Pues bien, Payless ShoeSource tiene precios muy asequibles, pero son habitualmente criticados por la mala calidad del producto. Puedo dar fe de ello, como casi todo el Made in China, su calidad es irregular. Tiene zapatos de piel de buena calidad a buen precio, pero también tienen zapatos sintéticos que a las pocas semanas están para tirar a la basura. Obviamente, tanto Payless, como Collective Brands Inc sus dueños, están convencidos de que para lo que cuestan son buenos. Es un punto en el que no voy a entrar, porque ya sabéis que es mejor pagar algo más por tener algo duradero.

Junto a la agencia DCX Growth Accelerator se les ocurrió realizar algo curioso, lo que denominaron El Experimento Payless que tuvo lugar el pasado 30 de noviembre de 2018. Alquilaron un antiguo local en Santa Mónica (Los Ángeles), una comercio que hasta hacía poco albergaba una tienda de Armani, y crearon una marca ficticia: Palessi. Palessi suena un poco como Payless, pero con toque italiano. Así que crearon una historia. Una nueva marca italiana que llegaba a Estados Unidos.



Invitaron a los influencers más conocidos de la zona para que difundieran la marca, una táctica que practican muchas firmas. Pero hicieron otra cosa. Los zapatos que tenían, eran modelos de Payless a los que les habían cambiado las etiquetas. Los que costaban 19,99$ los pusieron a 400$, y los que costaban 39,99$, los pusieron a 600$. Inflaron los precios en casi 20 veces, un 2000%. Como era de esperar, los influencers se volvieron locos con el producto. “Tiene un precio adecuado para lo que son”, recomendaban a sus seguidores.

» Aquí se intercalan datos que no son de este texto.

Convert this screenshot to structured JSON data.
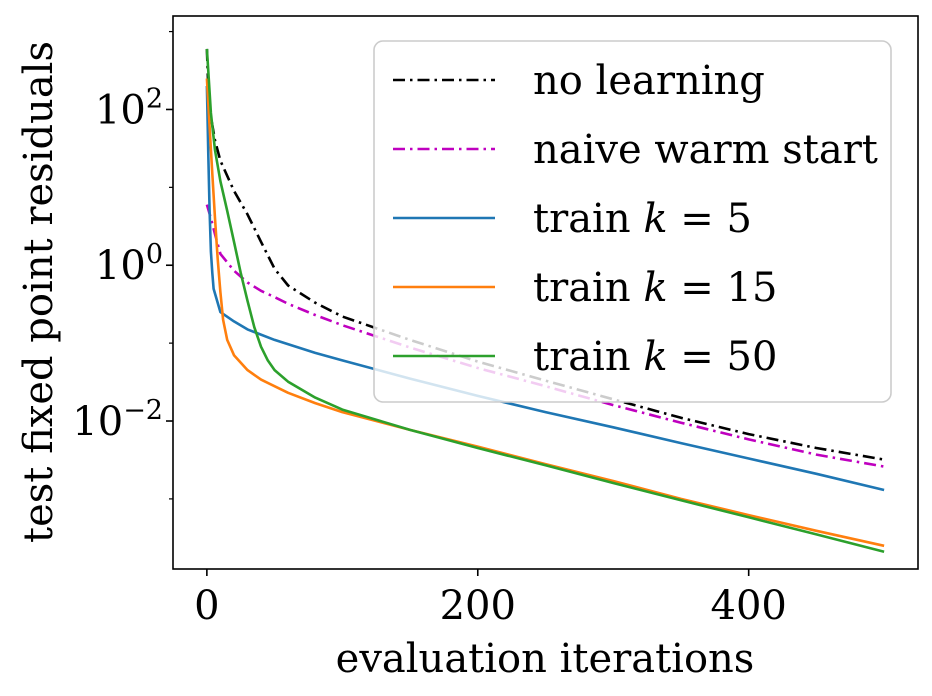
{
  "chart_data": {
    "type": "line",
    "xlabel": "evaluation iterations",
    "ylabel": "test fixed point residuals",
    "xlim": [
      -25,
      525
    ],
    "ylim_log10": [
      -3.9,
      3.2
    ],
    "yscale": "log",
    "grid": false,
    "legend_placement": "top-right",
    "x_ticks": [
      {
        "value": 0,
        "label": "0"
      },
      {
        "value": 200,
        "label": "200"
      },
      {
        "value": 400,
        "label": "400"
      }
    ],
    "y_ticks": [
      {
        "log10": 2,
        "base": "10",
        "exp": "2"
      },
      {
        "log10": 0,
        "base": "10",
        "exp": "0"
      },
      {
        "log10": -2,
        "base": "10",
        "exp": "−2"
      }
    ],
    "series": [
      {
        "name": "no learning",
        "color": "#000000",
        "style": "dashdot",
        "x": [
          0,
          1,
          3,
          6,
          10,
          20,
          30,
          40,
          50,
          60,
          80,
          100,
          150,
          200,
          250,
          300,
          350,
          400,
          450,
          500
        ],
        "y": [
          600,
          200,
          80,
          40,
          22,
          9,
          4.5,
          2.0,
          0.9,
          0.55,
          0.33,
          0.22,
          0.11,
          0.058,
          0.033,
          0.019,
          0.011,
          0.0068,
          0.0045,
          0.0032
        ]
      },
      {
        "name": "naive warm start",
        "color": "#bf00bf",
        "style": "dashdot",
        "x": [
          0,
          3,
          6,
          10,
          20,
          30,
          40,
          50,
          60,
          80,
          100,
          150,
          200,
          250,
          300,
          350,
          400,
          450,
          500
        ],
        "y": [
          6,
          4,
          2.5,
          1.4,
          0.85,
          0.6,
          0.47,
          0.39,
          0.32,
          0.23,
          0.17,
          0.088,
          0.048,
          0.028,
          0.016,
          0.0095,
          0.0058,
          0.0037,
          0.0026
        ]
      },
      {
        "name": "train k = 5",
        "color": "#1f77b4",
        "style": "solid",
        "x": [
          0,
          1,
          2,
          3,
          4,
          5,
          10,
          20,
          30,
          50,
          80,
          100,
          150,
          200,
          250,
          300,
          350,
          400,
          450,
          500
        ],
        "y": [
          200,
          30,
          5,
          1.5,
          0.8,
          0.5,
          0.25,
          0.19,
          0.15,
          0.11,
          0.075,
          0.06,
          0.035,
          0.021,
          0.013,
          0.0083,
          0.0052,
          0.0033,
          0.0021,
          0.0013
        ]
      },
      {
        "name": "train k = 15",
        "color": "#ff7f0e",
        "style": "solid",
        "x": [
          0,
          2,
          4,
          6,
          8,
          10,
          12,
          15,
          20,
          30,
          40,
          60,
          80,
          100,
          150,
          200,
          250,
          300,
          350,
          400,
          450,
          500
        ],
        "y": [
          250,
          60,
          15,
          4,
          1.2,
          0.45,
          0.2,
          0.11,
          0.07,
          0.045,
          0.034,
          0.023,
          0.017,
          0.013,
          0.0077,
          0.0047,
          0.0028,
          0.0017,
          0.001,
          0.00062,
          0.00039,
          0.00025
        ]
      },
      {
        "name": "train k = 50",
        "color": "#2ca02c",
        "style": "solid",
        "x": [
          0,
          3,
          6,
          10,
          15,
          20,
          25,
          30,
          35,
          40,
          45,
          50,
          60,
          80,
          100,
          150,
          200,
          250,
          300,
          350,
          400,
          450,
          500
        ],
        "y": [
          600,
          90,
          30,
          12,
          5,
          2,
          0.8,
          0.35,
          0.16,
          0.09,
          0.06,
          0.045,
          0.032,
          0.02,
          0.014,
          0.0077,
          0.0045,
          0.0027,
          0.0016,
          0.00096,
          0.00058,
          0.00035,
          0.00021
        ]
      }
    ],
    "legend": [
      {
        "name": "no learning",
        "label_pre": "no learning",
        "math_k": false,
        "label_post": ""
      },
      {
        "name": "naive warm start",
        "label_pre": "naive warm start",
        "math_k": false,
        "label_post": ""
      },
      {
        "name": "train k = 5",
        "label_pre": "train ",
        "math_k": true,
        "label_post": " = 5"
      },
      {
        "name": "train k = 15",
        "label_pre": "train ",
        "math_k": true,
        "label_post": " = 15"
      },
      {
        "name": "train k = 50",
        "label_pre": "train ",
        "math_k": true,
        "label_post": " = 50"
      }
    ]
  }
}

Al final del experimento, se les dijo la verdad a los influencers, la agencia tuvo cierta ética. Los influencers se quedaron sorprendidos como es lógico, y vino a demostrar lo que muchos pensamos. Una persona así, no está capacitada para hacer recomendaciones de compra, ni para analizar las cualidades del producto, porque muchas veces, como con las chicas de Yumas, ni les interesa el tema, ni entienden.

Por eso me alegra no ser un influencer y que las empresas se den cuenta que es algo que no tiene sentido alguno. Siendo sinceros, si acabamos con ese tipo de prácticas, el mundo será más justo, y los productos que objetivamente se lo merezcan saldrán beneficiados. Claro que después quedará quitarse de en medio a los embajadores, pero eso me parece que va a ser mucho más difícil.